Hunters from North Carolina and nearby states brought 385 deer for scoring, down from 617 in 2014, said Jim Hudson, spokesman for the Wake County Wildlife Club, which conducts the exhibition with hundreds of volunteers.
Volunteer Hal Atkinson scored Fisher’s 15-pointer, which Atkinson said Virginia biologists determined to be 5 1/2 years old.
“That young man’s got a great daddy to let him get that deer, I’m telling you,” Atkinson said, laughing. “…I was pleased the deer scored as well as it did. It almost made the Boone and Crockett (record) book, and it did make the book of the Longhunters Society, the National Muzzle Loading Rifle Association.”
Walking toward his stand in 71-degree weather on Dec. 11, Fisher saw the buck in a berry patch. He carefully set up from about 30 yards and fired his Knight muzzleloader, putting to use his years of target practice and previous long hunts with father Johnny.
Fisher said he has learned “that you’ve got to wait, just sitting in the woods so long.”
Disease and weather
Overall, the drop in entries is attributed to winter weather that kept attendance down slightly to about 19,500, a large acorn crop that allowed deer to stay hidden and an insect-borne disease that killed many deer over the summer and fall in areas including District 3, which includes Wake, Johnston, Nash and Franklin among its 11 counties.
“We went through something unusual this year with the EHD, or epizootic hemorrhagic disease,” said former club President Allen Basala. “… If you look at the counties that were particularly hard hit, those are counties where a lot of our deer (entries) come from. That coupled with the massive mast crop made it more difficult for the hunters to encounter the deer.”
An information sheet distributed at the show by the N.C. Wildlife Resources Commission indicated 237 deer were found dead in Franklin County, 64 in Warren, 42 in Wake, 41 in Vance and 25 in Johnston during a wet summer that allowed the proliferation of the midges that spread EHD variant-6, a new variant of the disease.

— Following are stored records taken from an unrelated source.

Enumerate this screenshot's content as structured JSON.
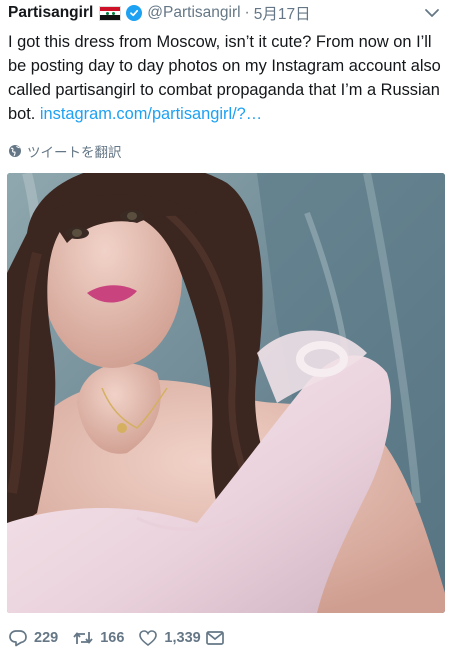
{
  "tweet": {
    "author_name": "Partisangirl",
    "handle": "@Partisangirl",
    "separator": "·",
    "date": "5月17日",
    "text": "I got this dress from Moscow, isn’t it cute? From now on I’ll be posting day to day photos on my Instagram account also called partisangirl to combat propaganda that I’m a Russian bot. ",
    "link_text": "instagram.com/partisangirl/?…",
    "translate_label": "ツイートを翻訳"
  },
  "icons": {
    "flag": "syria-flag-icon",
    "verified": "verified-badge-icon",
    "menu": "chevron-down-icon",
    "translate": "globe-icon",
    "reply": "reply-icon",
    "retweet": "retweet-icon",
    "like": "heart-icon",
    "dm": "envelope-icon"
  },
  "actions": {
    "reply_count": "229",
    "retweet_count": "166",
    "like_count": "1,339"
  },
  "colors": {
    "link": "#1da1f2",
    "secondary_text": "#657786",
    "primary_text": "#14171a"
  }
}
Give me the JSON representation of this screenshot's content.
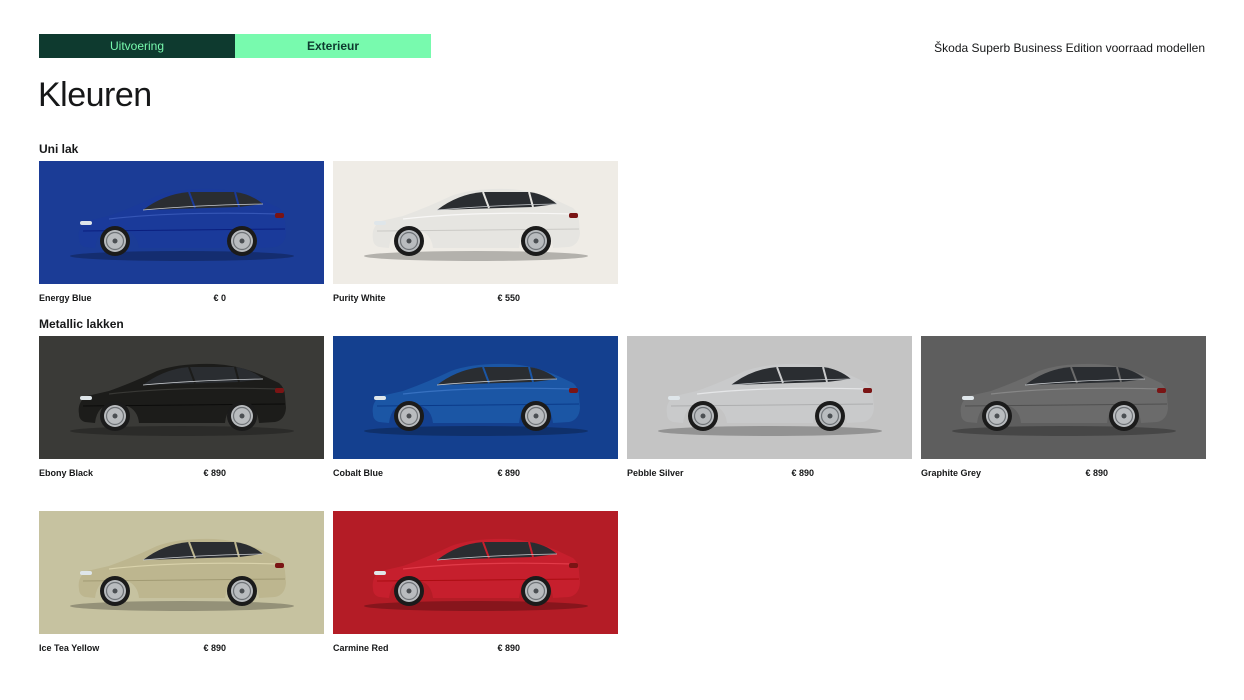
{
  "tabs": [
    {
      "label": "Uitvoering"
    },
    {
      "label": "Exterieur"
    }
  ],
  "document_title": "Škoda Superb Business Edition voorraad modellen",
  "heading": "Kleuren",
  "sections": [
    {
      "title": "Uni lak",
      "colors": [
        {
          "name": "Energy Blue",
          "price": "€ 0",
          "paint": "#1a3a9a",
          "background": "#1b3c96"
        },
        {
          "name": "Purity White",
          "price": "€ 550",
          "paint": "#e6e5e1",
          "background": "#efece6"
        }
      ]
    },
    {
      "title": "Metallic lakken",
      "colors": [
        {
          "name": "Ebony Black",
          "price": "€ 890",
          "paint": "#1c1c1a",
          "background": "#3a3a37"
        },
        {
          "name": "Cobalt Blue",
          "price": "€ 890",
          "paint": "#1b56a5",
          "background": "#14408f"
        },
        {
          "name": "Pebble Silver",
          "price": "€ 890",
          "paint": "#c9cacb",
          "background": "#c4c4c4"
        },
        {
          "name": "Graphite Grey",
          "price": "€ 890",
          "paint": "#6b6b6b",
          "background": "#5e5e5e"
        },
        {
          "name": "Ice Tea Yellow",
          "price": "€ 890",
          "paint": "#bdb68f",
          "background": "#c6c2a0"
        },
        {
          "name": "Carmine Red",
          "price": "€ 890",
          "paint": "#c61f2d",
          "background": "#b41c26"
        }
      ]
    }
  ]
}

Early data shows big decreases in harvest numbers: Franklin County down 54 percent, Vance 65 percent, Wake 42 percent and Halifax down 33 percent.
On a positive note, the sheet showed recovery can come quickly. A 2012 Wilkes County outbreak brought a 46 percent harvest decline from 2011 and a rebound of 59 percent from 2012 to 2013.
Ten of the 15 awarded deer topped 150 points, including two that received President’s Awards: St. David’s School junior John Davis DelPapa of Raleigh with the best typical buck killed by bow, scoring 151 5/8 with a Wake County deer; and Steven Davis of Lexington with a Davidson County deer that scored 173 7/8 to win the crossbow nontypical award and take the state crossbow record. Todd Lowe of Mocksville had a 175 3/8 Davie County deer that is the state’s No. 2 nontypical bow kill.